聞くところによると「おとうさん」の仕事は、この芸者さんたちの送迎だけであった。昼間は、同じ置屋の仲間や旅館の支配や板長たちと麻雀三昧だそうだ。仕事始めの夕方はピリッとしているが、夜10時、11時に、お座敷がはねた芸者さんをむかえに来たときは「ヨッ、ネオンちゃん」と千鳥足であった。夢のような時代でした。

ホテル アタガワの従業員ら全員は大過なく春の旅行シーズンを乗り切った。乗り切るなんて大げさないい方であろうと思われるが、当時の温泉旅館の旅行シーズンとは、朝から晩までではなく、早朝から夜中まで来る日も来る日も休みなく働くことであった。今のようにごく普通に季節が移ろったなどという生易しいものではなかった。

熱川海岸のなぞ

シロギス

ホテル アタガワの前にある海に突き出た堤防の左側(伊東より)は、ごく普通の磯である。

堤防の右側(下田より)は季節によってその表情を大きく変えた。秋から春までは、赤子の頭ぐらいの丸い石で埋め尽くされている。ひとつの波が、海岸通りの堤防にぶちあたり、ざぶーんと砕けて引き返すときに、丸い石たちを動かしてゴロゴロと、休みなく大きな音を立てている。寄せる波の時は、波の音だけであった。

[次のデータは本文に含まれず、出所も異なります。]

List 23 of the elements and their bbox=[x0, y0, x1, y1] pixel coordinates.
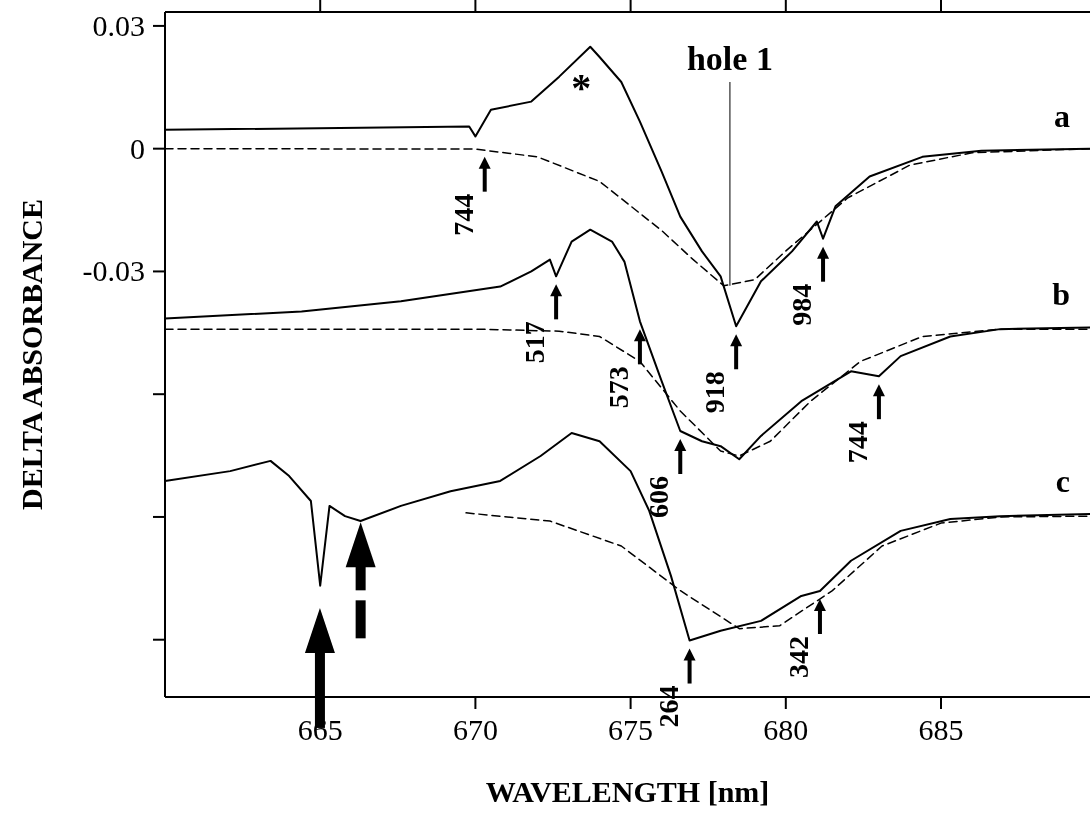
annotation: 606 bbox=[643, 476, 675, 519]
y-tick-label: 0.03 bbox=[92, 8, 145, 42]
x-tick-label: 680 bbox=[763, 713, 809, 746]
series-label: a bbox=[1054, 97, 1070, 134]
x-tick-label: 675 bbox=[608, 713, 654, 746]
series-label: c bbox=[1055, 463, 1070, 500]
annotation: 984 bbox=[786, 283, 818, 326]
annotation: * bbox=[571, 65, 592, 111]
annotation: hole 1 bbox=[686, 40, 773, 77]
annotation: 918 bbox=[699, 371, 731, 414]
x-axis-title: WAVELENGTH [nm] bbox=[485, 775, 770, 808]
annotation: 744 bbox=[447, 193, 479, 236]
x-tick-label: 685 bbox=[918, 713, 964, 746]
annotation: 264 bbox=[652, 685, 684, 728]
annotation: 517 bbox=[519, 321, 551, 364]
x-tick-label: 670 bbox=[452, 713, 498, 746]
y-axis-title: DELTA ABSORBANCE bbox=[15, 199, 48, 510]
annotation: 573 bbox=[602, 366, 634, 409]
series-label: b bbox=[1052, 276, 1070, 313]
y-tick-label: 0 bbox=[130, 131, 145, 165]
annotation: 744 bbox=[841, 421, 873, 464]
annotation: 342 bbox=[782, 636, 814, 679]
y-tick-label: -0.03 bbox=[82, 254, 145, 288]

しかし、相模灘の風が爽やかに駆け抜ける夏が近づくと、大波小波が沖から大量の砂を運んできて、あっという間にきれいな砂浜へと変わる。砂にのって透明で美しいシロギスもやってくる。そして、このままきれいな砂浜でいてほしいと願う地元の人たちの期待もむなしく、秋風とともに砂は沖へと帰っていって、もとの石だらけの姿に戻ってしまうという不思議な海岸であった。

熱川温泉にまた夏がきた

7月も半ばを過ぎると、街じゅうに溢れ返っていた騒然たる音がすべて消えて、温泉街は、ひっそりと静まり返っていた。真っ昼間の温泉街には人っ子一人いない。が、おとなき音が街じゅうに渦巻いていた。

今の人たちには、旅館の3大繁忙期といえば、ゴールデンウィーク、お盆、年末年始というが、当時の繁忙期は、春季の4・5・6月と、秋季の9・10・11月で、文字通り連日連夜、一日の休みなく満館が続いた。そのすさまじさは、男子社員には、ほぼ休日が無かった。さらに、泥酔したお客さん同士が神輿を担ぐように大勢が渦を巻き、大声をあげての流血の乱闘騒ぎが日常であった。

そんな時代のホテル アタガワは「夏の暑さは体に障る」との旦那さんの一声で、旅館は夏休みとなった。いまでは、信じがたい時代であった。

磯遊び
磯遊び

夏休みになると、北海道から来ていた娘たちは、1か月もの長期帰郷をした。地元の娘たちは、1週間、10日と、実家に戻って旧盆を過ごした。ネヲンのように帰るさきのないヤツは、ギラギラと輝く太陽の下で磯遊びにふけった。

若いって素晴らしいもので、毎日、いくらでも遊び続けられた。

ただし、少しは仕事もした。遊びの帰りに海岸に流れ着いた流木を拾って帰ることだ。この時代の宿の「ご飯」は自家炊であった。ホテル アタガワは業務用のガス釜であったが、ネヲンが魔法使いのお婆さんからもらった、どんぶり飯は、かまど炊きであった。その薪にするためである。

最後に、現在の温泉旅館業界では、8月13、14、15の三日間を、お盆特別料金期間と定めているが、当時は完全に休館であった。なにをつまらぬ昔話を…、というなかれ。昔と今、どちらがいい時代なんだろうか?

みなさんは、現在の旅館運営方法が最良だと思い込んではいませんか? たまには世間並みに、旧盆中は全館休業として、全従業員がそれぞれの先祖の墓参りをしながら、「今の旅館運営方法=最良・最善」であるという方程式に、疑問を投げかけてみてはいかがでしょうか?